While the first release of Wi-Fi 6 supported this feature for downlink streaming, the new release is introducing uplink as well—allowing for faster upload times for applications like IoT connections and social media use.
“Traditionally you had downlink to uplink ratios in the 10:1 range: for every ten bits that were coming down to the client devices on the network, there might be one going back up the other direction. That's changing,” Robinson explains. “Today we’re seeing ratios in the 6:1 range, and we're even seeing that trend closer to the 2:1 range.”
With uplink multi-user MIMO, the Wi-Fi Alliance is hoping the Wi-Fi CERTIFIED 6 Release 2 will help support this shift in uplink traffic.
From a power perspective, Wi-Fi CERTIFIED 6 Release 2 is chock full of new features for power savings, one of the major ones being broadcast target wake time.
Broadcast target wake time is a feature that builds upon a Wi-Fi 6 feature called target wait time. This technology allows a device like a sensor to sleep for extended periods of time while agreeing with the network or access point when that device is going to wake up. In this scheme, the device can efficiently and reliably fall asleep and periodically wake up to get its traffic and go right back to sleep again.

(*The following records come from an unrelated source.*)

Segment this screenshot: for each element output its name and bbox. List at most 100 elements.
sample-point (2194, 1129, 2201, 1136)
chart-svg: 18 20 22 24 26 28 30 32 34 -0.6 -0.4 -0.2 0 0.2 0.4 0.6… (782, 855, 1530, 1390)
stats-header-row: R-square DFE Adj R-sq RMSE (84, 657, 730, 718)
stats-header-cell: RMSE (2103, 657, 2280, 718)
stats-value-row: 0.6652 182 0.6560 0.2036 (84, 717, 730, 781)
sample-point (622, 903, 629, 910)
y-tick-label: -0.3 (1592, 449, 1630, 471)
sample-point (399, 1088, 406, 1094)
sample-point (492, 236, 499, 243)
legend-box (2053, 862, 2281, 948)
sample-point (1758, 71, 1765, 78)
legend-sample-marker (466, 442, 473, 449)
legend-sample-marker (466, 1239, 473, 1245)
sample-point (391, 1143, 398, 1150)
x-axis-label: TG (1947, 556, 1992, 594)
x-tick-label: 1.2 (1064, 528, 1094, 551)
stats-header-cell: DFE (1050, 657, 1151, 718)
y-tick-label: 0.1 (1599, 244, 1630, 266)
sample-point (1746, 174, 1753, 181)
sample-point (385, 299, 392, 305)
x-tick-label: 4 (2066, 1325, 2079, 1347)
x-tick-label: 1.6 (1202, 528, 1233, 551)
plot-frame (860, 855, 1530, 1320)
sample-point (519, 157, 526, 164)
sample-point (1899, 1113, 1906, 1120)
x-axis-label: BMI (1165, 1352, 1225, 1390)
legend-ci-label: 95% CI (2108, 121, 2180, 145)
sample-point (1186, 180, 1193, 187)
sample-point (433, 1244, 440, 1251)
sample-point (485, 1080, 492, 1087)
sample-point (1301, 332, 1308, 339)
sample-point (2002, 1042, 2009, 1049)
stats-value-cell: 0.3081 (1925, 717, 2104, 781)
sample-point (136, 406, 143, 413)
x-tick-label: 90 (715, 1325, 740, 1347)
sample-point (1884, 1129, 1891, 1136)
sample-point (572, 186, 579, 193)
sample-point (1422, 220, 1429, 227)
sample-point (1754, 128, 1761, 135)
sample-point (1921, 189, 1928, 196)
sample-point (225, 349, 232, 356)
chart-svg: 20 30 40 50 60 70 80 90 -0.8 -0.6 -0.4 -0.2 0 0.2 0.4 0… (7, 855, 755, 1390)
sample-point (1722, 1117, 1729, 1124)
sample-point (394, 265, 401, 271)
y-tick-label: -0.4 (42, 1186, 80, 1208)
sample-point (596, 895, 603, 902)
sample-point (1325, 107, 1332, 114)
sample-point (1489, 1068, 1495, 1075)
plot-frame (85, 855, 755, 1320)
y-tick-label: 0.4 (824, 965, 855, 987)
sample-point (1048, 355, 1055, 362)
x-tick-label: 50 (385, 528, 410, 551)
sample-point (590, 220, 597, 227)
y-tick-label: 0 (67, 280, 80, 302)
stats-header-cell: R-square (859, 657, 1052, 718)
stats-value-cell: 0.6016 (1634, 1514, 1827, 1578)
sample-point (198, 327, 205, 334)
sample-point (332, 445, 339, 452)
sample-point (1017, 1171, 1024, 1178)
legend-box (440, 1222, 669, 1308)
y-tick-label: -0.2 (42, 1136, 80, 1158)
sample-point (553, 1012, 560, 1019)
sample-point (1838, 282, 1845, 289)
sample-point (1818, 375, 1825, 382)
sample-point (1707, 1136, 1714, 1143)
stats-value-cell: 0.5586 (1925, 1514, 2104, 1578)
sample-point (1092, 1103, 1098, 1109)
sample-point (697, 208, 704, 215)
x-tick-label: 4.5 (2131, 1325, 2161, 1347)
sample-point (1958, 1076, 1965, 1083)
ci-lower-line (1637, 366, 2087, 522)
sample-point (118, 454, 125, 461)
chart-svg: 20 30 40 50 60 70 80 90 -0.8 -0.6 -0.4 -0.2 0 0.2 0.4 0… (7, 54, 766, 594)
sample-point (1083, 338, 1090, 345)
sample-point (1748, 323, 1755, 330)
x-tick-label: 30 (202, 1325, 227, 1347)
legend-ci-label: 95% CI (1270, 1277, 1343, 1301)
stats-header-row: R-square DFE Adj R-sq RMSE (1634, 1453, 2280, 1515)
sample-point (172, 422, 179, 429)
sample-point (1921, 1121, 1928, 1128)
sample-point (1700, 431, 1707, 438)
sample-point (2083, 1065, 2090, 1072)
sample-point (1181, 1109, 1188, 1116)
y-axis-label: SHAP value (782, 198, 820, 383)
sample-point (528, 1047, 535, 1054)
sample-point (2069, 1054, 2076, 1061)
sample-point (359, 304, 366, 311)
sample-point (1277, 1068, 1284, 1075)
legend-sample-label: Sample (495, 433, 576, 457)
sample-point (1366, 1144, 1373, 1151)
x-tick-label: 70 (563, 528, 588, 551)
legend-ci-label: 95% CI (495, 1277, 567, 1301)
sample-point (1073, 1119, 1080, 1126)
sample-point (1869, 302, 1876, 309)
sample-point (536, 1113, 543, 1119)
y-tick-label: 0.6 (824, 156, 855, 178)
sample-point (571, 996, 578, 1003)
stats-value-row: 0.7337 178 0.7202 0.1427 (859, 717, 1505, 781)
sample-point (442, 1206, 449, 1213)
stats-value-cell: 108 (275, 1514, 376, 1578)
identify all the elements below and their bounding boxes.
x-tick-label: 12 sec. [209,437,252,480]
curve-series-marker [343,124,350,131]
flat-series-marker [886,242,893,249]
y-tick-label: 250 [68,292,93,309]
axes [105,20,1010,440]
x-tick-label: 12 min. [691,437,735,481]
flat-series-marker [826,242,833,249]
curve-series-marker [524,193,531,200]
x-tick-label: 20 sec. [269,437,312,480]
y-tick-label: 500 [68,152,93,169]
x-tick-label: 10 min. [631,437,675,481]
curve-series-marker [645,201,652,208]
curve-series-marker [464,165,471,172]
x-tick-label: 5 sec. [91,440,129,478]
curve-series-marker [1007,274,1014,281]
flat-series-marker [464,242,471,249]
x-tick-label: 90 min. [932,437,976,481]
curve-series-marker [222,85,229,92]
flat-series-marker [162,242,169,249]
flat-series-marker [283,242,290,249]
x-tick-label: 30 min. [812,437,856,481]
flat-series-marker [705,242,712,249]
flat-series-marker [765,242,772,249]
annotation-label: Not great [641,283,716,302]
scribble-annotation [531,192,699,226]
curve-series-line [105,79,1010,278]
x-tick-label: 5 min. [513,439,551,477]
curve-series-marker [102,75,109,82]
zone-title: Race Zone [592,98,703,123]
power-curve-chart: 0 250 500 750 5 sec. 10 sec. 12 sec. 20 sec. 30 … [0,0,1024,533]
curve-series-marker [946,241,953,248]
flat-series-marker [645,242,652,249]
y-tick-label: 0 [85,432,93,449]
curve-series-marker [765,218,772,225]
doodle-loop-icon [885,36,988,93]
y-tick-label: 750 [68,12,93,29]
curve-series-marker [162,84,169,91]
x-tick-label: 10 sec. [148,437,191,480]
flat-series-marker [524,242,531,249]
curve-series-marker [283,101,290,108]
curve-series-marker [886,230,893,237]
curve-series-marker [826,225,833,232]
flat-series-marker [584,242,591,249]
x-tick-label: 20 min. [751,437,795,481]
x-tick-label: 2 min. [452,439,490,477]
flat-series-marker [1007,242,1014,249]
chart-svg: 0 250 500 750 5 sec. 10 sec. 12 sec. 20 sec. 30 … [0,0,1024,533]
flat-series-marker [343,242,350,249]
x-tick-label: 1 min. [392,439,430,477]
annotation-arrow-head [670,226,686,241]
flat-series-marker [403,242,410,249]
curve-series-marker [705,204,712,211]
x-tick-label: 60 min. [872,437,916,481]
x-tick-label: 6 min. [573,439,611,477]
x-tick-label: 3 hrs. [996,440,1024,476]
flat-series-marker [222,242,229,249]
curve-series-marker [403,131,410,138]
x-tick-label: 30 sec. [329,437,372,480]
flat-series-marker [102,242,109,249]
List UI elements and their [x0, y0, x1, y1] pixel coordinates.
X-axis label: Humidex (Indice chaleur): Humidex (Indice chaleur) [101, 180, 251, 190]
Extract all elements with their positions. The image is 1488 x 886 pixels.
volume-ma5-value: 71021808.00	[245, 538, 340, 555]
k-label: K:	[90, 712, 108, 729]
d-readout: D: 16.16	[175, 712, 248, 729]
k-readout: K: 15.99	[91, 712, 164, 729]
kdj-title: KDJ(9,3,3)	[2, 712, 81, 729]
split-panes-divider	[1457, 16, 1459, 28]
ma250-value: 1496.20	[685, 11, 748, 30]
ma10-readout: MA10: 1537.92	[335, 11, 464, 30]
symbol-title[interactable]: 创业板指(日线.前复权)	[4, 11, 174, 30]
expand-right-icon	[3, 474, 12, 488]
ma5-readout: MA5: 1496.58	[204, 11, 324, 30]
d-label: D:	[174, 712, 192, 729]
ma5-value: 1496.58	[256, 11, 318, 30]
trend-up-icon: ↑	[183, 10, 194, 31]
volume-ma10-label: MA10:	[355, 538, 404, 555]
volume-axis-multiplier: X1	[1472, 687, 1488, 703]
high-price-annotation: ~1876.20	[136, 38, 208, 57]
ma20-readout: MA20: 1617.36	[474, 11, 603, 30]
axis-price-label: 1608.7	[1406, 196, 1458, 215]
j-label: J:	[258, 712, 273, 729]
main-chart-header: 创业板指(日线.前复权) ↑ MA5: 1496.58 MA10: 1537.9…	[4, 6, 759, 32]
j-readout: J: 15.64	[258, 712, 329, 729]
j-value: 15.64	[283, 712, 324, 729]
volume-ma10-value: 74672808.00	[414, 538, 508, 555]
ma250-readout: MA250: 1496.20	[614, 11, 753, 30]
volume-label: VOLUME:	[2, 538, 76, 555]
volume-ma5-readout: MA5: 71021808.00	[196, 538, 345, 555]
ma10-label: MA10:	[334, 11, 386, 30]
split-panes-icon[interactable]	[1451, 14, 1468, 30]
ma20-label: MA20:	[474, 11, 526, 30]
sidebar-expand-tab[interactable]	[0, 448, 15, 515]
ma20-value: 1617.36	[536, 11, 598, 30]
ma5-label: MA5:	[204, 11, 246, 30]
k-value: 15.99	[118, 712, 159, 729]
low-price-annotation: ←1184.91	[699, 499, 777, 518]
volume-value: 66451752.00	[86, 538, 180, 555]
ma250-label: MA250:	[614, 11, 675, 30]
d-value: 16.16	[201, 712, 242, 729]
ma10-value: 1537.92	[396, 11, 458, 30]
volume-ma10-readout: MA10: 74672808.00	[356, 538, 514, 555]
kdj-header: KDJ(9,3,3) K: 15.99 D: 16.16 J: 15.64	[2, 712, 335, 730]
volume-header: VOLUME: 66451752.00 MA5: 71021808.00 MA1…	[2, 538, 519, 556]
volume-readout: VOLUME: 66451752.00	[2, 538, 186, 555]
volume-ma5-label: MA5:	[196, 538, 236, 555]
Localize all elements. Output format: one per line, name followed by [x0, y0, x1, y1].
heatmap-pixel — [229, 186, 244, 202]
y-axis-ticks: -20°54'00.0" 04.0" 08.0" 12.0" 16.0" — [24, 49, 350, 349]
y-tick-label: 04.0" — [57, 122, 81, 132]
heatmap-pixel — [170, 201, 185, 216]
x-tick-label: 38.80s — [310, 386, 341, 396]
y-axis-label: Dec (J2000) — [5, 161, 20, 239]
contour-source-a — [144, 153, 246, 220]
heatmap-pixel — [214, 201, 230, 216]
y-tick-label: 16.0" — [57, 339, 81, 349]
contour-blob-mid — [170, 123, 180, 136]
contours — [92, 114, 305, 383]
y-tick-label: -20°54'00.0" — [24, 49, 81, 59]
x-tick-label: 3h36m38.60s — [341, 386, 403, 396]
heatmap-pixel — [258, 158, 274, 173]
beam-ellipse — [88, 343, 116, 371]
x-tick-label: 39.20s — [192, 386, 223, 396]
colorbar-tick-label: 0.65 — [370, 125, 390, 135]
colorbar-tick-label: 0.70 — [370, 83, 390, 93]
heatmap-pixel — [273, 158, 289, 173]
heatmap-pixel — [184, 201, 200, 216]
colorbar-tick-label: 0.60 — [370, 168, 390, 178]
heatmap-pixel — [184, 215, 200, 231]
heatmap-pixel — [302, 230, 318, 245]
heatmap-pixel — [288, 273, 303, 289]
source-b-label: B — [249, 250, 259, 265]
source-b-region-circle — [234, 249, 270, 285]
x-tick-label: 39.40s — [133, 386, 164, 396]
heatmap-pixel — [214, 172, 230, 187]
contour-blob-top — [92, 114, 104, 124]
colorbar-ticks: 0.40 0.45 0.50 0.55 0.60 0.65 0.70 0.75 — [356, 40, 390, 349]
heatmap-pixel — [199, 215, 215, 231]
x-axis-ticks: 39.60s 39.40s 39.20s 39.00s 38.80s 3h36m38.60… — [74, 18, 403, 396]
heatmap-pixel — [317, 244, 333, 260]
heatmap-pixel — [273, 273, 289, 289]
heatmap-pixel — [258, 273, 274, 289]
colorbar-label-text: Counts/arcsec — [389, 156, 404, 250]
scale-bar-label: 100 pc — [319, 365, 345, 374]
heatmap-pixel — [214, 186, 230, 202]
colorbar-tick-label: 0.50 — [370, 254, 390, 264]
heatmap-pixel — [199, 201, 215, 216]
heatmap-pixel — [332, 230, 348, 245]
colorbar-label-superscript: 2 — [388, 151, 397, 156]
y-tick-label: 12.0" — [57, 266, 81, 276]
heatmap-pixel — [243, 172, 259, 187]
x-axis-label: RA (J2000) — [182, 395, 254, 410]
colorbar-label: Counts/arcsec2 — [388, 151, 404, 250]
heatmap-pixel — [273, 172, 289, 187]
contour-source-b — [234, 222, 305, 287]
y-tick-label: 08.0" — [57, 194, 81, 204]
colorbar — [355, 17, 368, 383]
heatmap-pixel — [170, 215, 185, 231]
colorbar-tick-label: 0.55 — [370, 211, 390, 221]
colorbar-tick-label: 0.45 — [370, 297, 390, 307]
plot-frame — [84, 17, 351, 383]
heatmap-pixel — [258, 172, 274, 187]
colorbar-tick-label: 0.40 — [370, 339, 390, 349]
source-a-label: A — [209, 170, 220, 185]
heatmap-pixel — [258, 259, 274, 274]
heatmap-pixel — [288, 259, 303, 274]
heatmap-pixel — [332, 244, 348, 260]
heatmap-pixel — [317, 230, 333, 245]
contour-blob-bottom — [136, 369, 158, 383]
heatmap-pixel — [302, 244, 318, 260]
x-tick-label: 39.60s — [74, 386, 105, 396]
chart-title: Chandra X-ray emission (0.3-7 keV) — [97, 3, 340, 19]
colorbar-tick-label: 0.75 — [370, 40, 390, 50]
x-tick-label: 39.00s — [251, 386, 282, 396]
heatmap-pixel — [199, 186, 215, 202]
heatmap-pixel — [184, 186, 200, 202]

This maximizes power savings by minimizing the amount of on-time for a device. Broadcast target wake time builds on this by now allowing a network to coordinate this sleep behavior with multiple devices simultaneously within a wakeup window.
This may not seem like a feat considering that MCUs and other devices have long included sleep modes to improve battery life. The difference, however, lies in the way the network responds to these sleeping devices.
Robinson explains, “The difference is the level of coordination happening between the network itself and the clients. In legacy approaches, when a device goes to sleep, the network might assume that the client device has gone somewhere else and left the network entirely. So that device might be disassociated, meaning that when the sensor wakes up, it has to now reassociate to the network, get security, get an updated key, get an IP address—all of these various things that need to happen to actually establish connectivity.”
He continues, “With Wi-Fi 6 features, the client devices are able to say, ‘Okay, I am going to sleep. You should expect that I might sleep for a day at a time.’ That means that the network can maintain that associated state so when a device does wake up, it's sending far less traffic before I would call management or administrative traffic.”
In this way, Wi-Fi Certified 6 Release 2 can provide even more power savings than legacy options—including previous generations of Wi-Fi.
Major semiconductor players have already voiced their support of Wi-Fi CERTIFIED 6 Release 2, including Broadcom, Infineon, Intel, NXP, onsemi, and Qualcomm. According to the Wi-Fi Alliance press release, this new protocol is geared to smooth connectivity for streaming services, video conferencing, uploads, and gaming.